O Zé Carlos morreu em 18 de Janeiro de 1984 (dia em que passava o 50º aniversário da insurreição da Marinha Grande – registe-se a coincidência) e a sua morte e o seu funeral, com as emoções e as lágrimas que despertaram, foram a confirmação insofismável da admiração, da amizade, do apreço, do carinho que os trabalhadores e o povo lhe dedicavam.

O corpo do poeta ficou em câmara ardente na Sociedade Portuguesa de Autores e, durante toda a noite, uma fila ininterrupta de pessoas desfilou junto à urna, sobre a qual, de acordo com a sua vontade, fora estendida a bandeira do Partido – a bandeira comunista, que ele cantara em versos carregados de futuro por ocasião do ataque terrorista ao Centro de Trabalho do PCP em Braga.

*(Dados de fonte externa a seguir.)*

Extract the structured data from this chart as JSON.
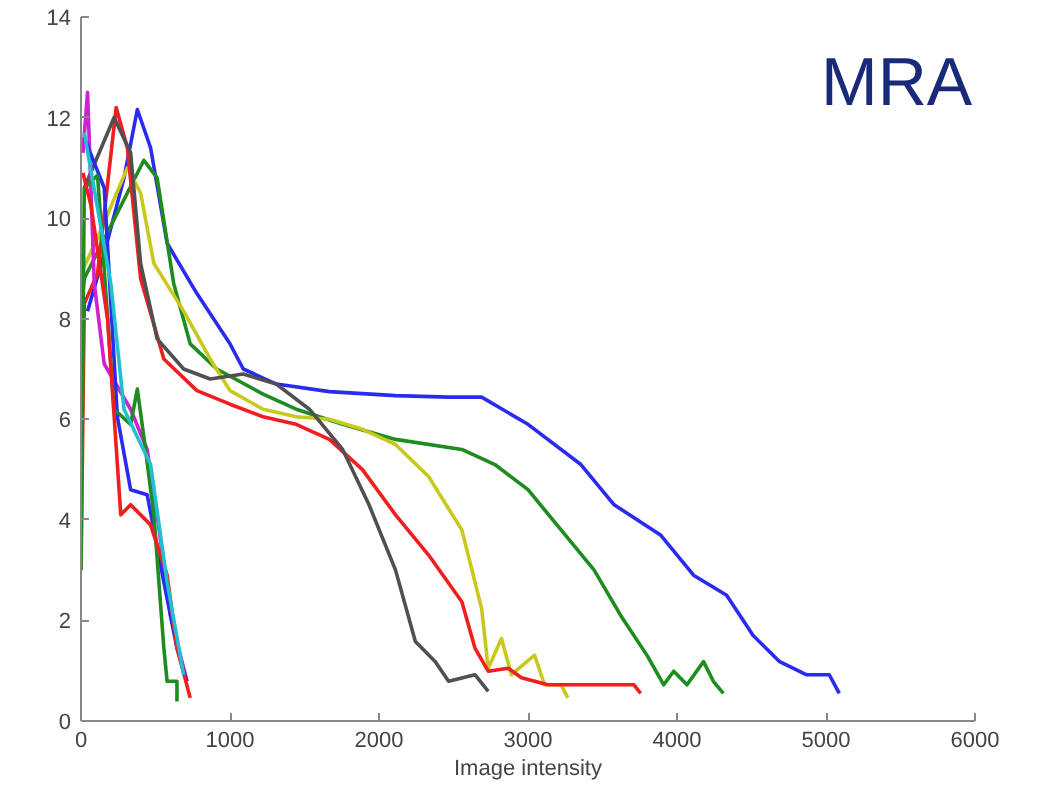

Também durante toda a noite, o poeta, o camarada, o amigo, teve guarda de honra permanente, através de turnos sucessivos de pessoas das mais diversas origens sociais e provenientes de todo o País – intelectuais, empregados, camponeses, operários, homens, mulheres, jovens, em muitos casos vindos directamente do trabalho e que, com os seus fatos de ganga e de punhos erguidos, cumpriam, talvez sem o saberem, um desejo tantas vezes expresso, com um brilho nos olhos..., pelo Zé Carlos. Talvez sem o saberem... ou sabendo-o, porque se tratava do Zé Carlos, do Ary, do Ary dos Santos, do camarada, do amigo, do poeta, do companheiro inesquecível de inesquecíveis jornadas de luta nas quais, com a sua presença física ou fazendo-se representar pelos seus poemas, participava intensa e activamente.

E o cortejo de muitos milhares de pessoas que, caminhando a pé, acompanhou o corpo do poeta até ao cemitério do Alto de S. João, foi como que uma manifestação de massas igual a muitas outras em que o Zé Carlos havia participado, um mar de gente que se despedia de um companheiro que tombara e que, nessa despedida, assumia o compromisso de continuar a luta.

E a luta continuou nos vinte anos que nos separam desse dia. Com as armas que temos na mão prosseguimos o combate procurando impedir que os ventos do passado cerrassem as portas que Abril abriu. Por erros nossos ou por força da força superior dos nossos adversários, sofremos derrotas, por vezes pesadas. Mas continuámos a lutar. Por erros nossos ou por força da força superior dos nossos adversários, muitas vezes fomos forçados a recuar. Mas não baixámos os braços. E é essa a nossa vitória: a determinação de lutar, lutar sempre, com a consciência da dimensão das dificuldades que se colocam a quem definiu como objectivo maior a substituição desta sociedade velha, baseada na injustiça, na desigualdade, na exploração, na opressão, por uma sociedade nova, justa, livre, solidária, fraterna.

Nesses vinte anos de luta, o Poeta da Revolução de Abril foi nosso companheiro em todos os momentos. E assim continuará a ser: com o Zé Carlos a dizer-nos que «isto vai, meus amigos», e nós a sabermos que, de facto, «isto vai» – mesmo que não vá como e quando queremos – numa concordância absoluta que resulta da simples razão de um poeta militante ter sabido, cantando a sua cidade e o seu país, traduzir na sua obra, de forma transparente, com um talento singular, com a força dos seus ideais e das suas convicções, os anseios mais profundos do seu povo.